The prime minister said the Public Order Act required any group wanting to hold a public meeting to apply for a police permit before the proposed event and this had not happened.
He said none of the human rights of the people who were detained had been breached.
But the leader of the opposition, Ro Teimumu Kepa, said Mr Bainimarama's ruling Fiji First Party can meet whenever it wants and does not have to apply for permits.
Fiji Police have alleged the men, who say they were holding a private meeting, may have been discussing an issue that threatened the country's security.
They were all released after about 30 hours in custody and so far no charges have been brought.
As the Fiji parliament resumed today the main opposition party, SODELPA, wore black ribbons as a protest.

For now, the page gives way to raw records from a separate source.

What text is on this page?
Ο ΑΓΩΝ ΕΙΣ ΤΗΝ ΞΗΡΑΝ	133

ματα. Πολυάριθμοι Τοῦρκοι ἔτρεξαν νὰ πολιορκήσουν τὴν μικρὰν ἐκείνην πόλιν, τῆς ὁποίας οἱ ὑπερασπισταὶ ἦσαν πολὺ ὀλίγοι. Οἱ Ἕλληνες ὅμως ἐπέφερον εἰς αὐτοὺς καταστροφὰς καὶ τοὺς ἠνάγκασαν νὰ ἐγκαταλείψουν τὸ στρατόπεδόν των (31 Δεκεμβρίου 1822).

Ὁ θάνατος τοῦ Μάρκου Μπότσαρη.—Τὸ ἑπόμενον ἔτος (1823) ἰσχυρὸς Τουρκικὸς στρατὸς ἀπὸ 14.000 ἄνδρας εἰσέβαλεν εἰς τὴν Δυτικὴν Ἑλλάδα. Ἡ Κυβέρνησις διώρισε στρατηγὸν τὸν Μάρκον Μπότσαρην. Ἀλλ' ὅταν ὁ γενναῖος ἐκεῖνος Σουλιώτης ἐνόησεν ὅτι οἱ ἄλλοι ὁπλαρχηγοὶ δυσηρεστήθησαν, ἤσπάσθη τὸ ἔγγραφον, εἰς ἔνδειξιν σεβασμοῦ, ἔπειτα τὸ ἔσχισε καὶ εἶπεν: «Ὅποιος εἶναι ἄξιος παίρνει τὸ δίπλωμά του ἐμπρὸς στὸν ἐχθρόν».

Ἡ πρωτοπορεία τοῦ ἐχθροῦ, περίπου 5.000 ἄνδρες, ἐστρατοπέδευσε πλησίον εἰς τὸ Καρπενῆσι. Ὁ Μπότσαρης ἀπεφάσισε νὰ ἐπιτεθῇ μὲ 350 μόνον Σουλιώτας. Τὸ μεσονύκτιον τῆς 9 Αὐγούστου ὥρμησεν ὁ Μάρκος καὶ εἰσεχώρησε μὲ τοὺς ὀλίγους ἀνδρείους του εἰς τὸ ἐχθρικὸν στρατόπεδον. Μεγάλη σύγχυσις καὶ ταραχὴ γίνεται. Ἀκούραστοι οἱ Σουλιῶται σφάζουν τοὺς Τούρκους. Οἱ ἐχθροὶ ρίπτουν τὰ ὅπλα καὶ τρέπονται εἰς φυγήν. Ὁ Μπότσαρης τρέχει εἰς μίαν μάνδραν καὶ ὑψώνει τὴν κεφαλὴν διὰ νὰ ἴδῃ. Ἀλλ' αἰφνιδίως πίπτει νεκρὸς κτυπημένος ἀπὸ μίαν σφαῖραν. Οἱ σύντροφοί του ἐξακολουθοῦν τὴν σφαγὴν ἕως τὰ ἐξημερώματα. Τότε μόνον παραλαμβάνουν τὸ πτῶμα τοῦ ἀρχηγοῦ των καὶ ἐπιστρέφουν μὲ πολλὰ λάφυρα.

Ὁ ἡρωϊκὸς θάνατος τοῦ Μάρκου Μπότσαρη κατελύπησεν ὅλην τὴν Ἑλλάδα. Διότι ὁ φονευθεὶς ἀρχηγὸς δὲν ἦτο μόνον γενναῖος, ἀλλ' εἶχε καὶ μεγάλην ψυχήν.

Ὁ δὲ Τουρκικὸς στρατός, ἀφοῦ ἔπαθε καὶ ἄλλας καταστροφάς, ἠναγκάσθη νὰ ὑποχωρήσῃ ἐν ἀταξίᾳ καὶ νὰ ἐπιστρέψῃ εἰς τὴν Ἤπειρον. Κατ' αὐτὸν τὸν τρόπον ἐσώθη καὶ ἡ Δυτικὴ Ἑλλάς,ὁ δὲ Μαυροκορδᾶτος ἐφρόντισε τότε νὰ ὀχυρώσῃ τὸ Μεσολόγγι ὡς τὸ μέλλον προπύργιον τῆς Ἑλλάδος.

The party wanted to highlight its anger about the actions of the government, including the use of draconian decrees issued by the former military led regime.
Ro Teimumu Kepa said the weekend arrests were just the latest of their concerns.
Our concern is that after the elections the belief was that we were now living in a democracy where there is no longer the dictatorship that we had experienced over the last eight years. Two yers later, we have realised, you know, in the last two years here in parliament, that there are decrees very much in place.
Meanwhile the other opposition party with seats in parliament, the National Federation Party, said it boycotted the first day of the new parliament session because of the continuing political persecution of the opposition and the draconian muzzling of free speech and assembly.
For this reason its two eligible MPs sat out the first day.
The NFP's president Tupou Draunidalo, who is suspended from parliament, said as well as the weekend's detention, they wanted to remind people about the amendment of Standing Orders, including the removal of the NFP's Biman Prasad as chair of the Public Accounts Committee.
She said another concern was the government's fast tracking of legislation which did not allow proper scrutiny by parliament.